Anthropocene Anxiety Disorder
I had the same nightmare again.
___The one where all the tattoos slough
___off my body like fresh paint
___after rain & every time, I can’t help
but to think of flowback
water, noxious with benzene,
manganese, sodium, methanol.
___It almost reminds me of fracking,
___how a tattoo needle enters the skin.
___Filthy water plunged beneath
the surface, dark rising up. A pattern
of decay. An open wound in the dirt.
Once, all the water choked inside
___my bathroom’s pipes & wouldn’t flow.
___When I pulled the shower head apart
___ants poured from the faucet as if liquid.
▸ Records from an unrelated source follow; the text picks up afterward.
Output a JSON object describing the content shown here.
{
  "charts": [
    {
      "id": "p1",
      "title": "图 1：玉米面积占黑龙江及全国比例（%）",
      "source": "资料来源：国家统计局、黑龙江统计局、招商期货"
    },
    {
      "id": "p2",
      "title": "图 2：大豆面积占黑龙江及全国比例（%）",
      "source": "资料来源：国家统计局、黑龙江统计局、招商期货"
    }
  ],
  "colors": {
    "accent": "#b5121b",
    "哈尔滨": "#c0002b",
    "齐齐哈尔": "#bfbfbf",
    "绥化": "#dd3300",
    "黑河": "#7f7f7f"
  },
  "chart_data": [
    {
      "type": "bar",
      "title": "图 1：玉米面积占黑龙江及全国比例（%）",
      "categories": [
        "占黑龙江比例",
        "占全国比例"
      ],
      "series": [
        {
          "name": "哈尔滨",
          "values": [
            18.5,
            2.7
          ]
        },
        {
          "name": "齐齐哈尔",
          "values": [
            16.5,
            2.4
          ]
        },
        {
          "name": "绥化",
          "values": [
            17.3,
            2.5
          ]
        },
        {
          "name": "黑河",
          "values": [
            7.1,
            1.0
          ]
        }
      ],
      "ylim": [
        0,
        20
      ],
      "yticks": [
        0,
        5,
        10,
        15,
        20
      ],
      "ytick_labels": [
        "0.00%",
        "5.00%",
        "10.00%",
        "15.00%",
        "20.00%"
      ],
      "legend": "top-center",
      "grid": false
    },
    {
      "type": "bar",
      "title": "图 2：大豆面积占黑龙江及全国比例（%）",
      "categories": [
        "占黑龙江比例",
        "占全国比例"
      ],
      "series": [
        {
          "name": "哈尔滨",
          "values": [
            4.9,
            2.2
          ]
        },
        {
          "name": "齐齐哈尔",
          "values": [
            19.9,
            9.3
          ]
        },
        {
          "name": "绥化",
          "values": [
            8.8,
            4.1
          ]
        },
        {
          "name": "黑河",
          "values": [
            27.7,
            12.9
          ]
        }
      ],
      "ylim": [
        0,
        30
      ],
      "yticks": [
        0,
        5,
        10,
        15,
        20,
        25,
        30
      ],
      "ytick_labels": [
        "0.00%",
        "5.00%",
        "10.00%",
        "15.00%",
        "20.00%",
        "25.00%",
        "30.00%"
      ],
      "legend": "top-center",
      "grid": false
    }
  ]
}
Hundreds. Thousands. A colony
of thirsty mouths that must have
burrowed through the lines.
___I remember this & think back
___to the tattoos we scratched into each
___other in the back of math class.
Safety pin or sewing needle.
Pen ink. Ethanol. Cigarette
ash. The XIII on Jaime’s ankle.
___Uneven crucifix on Mikey’s
___forearm. Test punctures blued
___to nothing in the fat of my thighs.
The whole summer after, I couldn’t
shower. Kept mistaking ink for insects.
A sickness. Something malignant,
___waiting just beneath my skin.
Oral History
I remember the hands. Manicured finger
-nails. Palms, creased like brown paper
around a cut of meat. Deep callus in
the bed of the thumb. The scent of overpriced
cologne, lemon-sharp. Thick tufts of hair
across his chest. Coiled silver like metal shavings.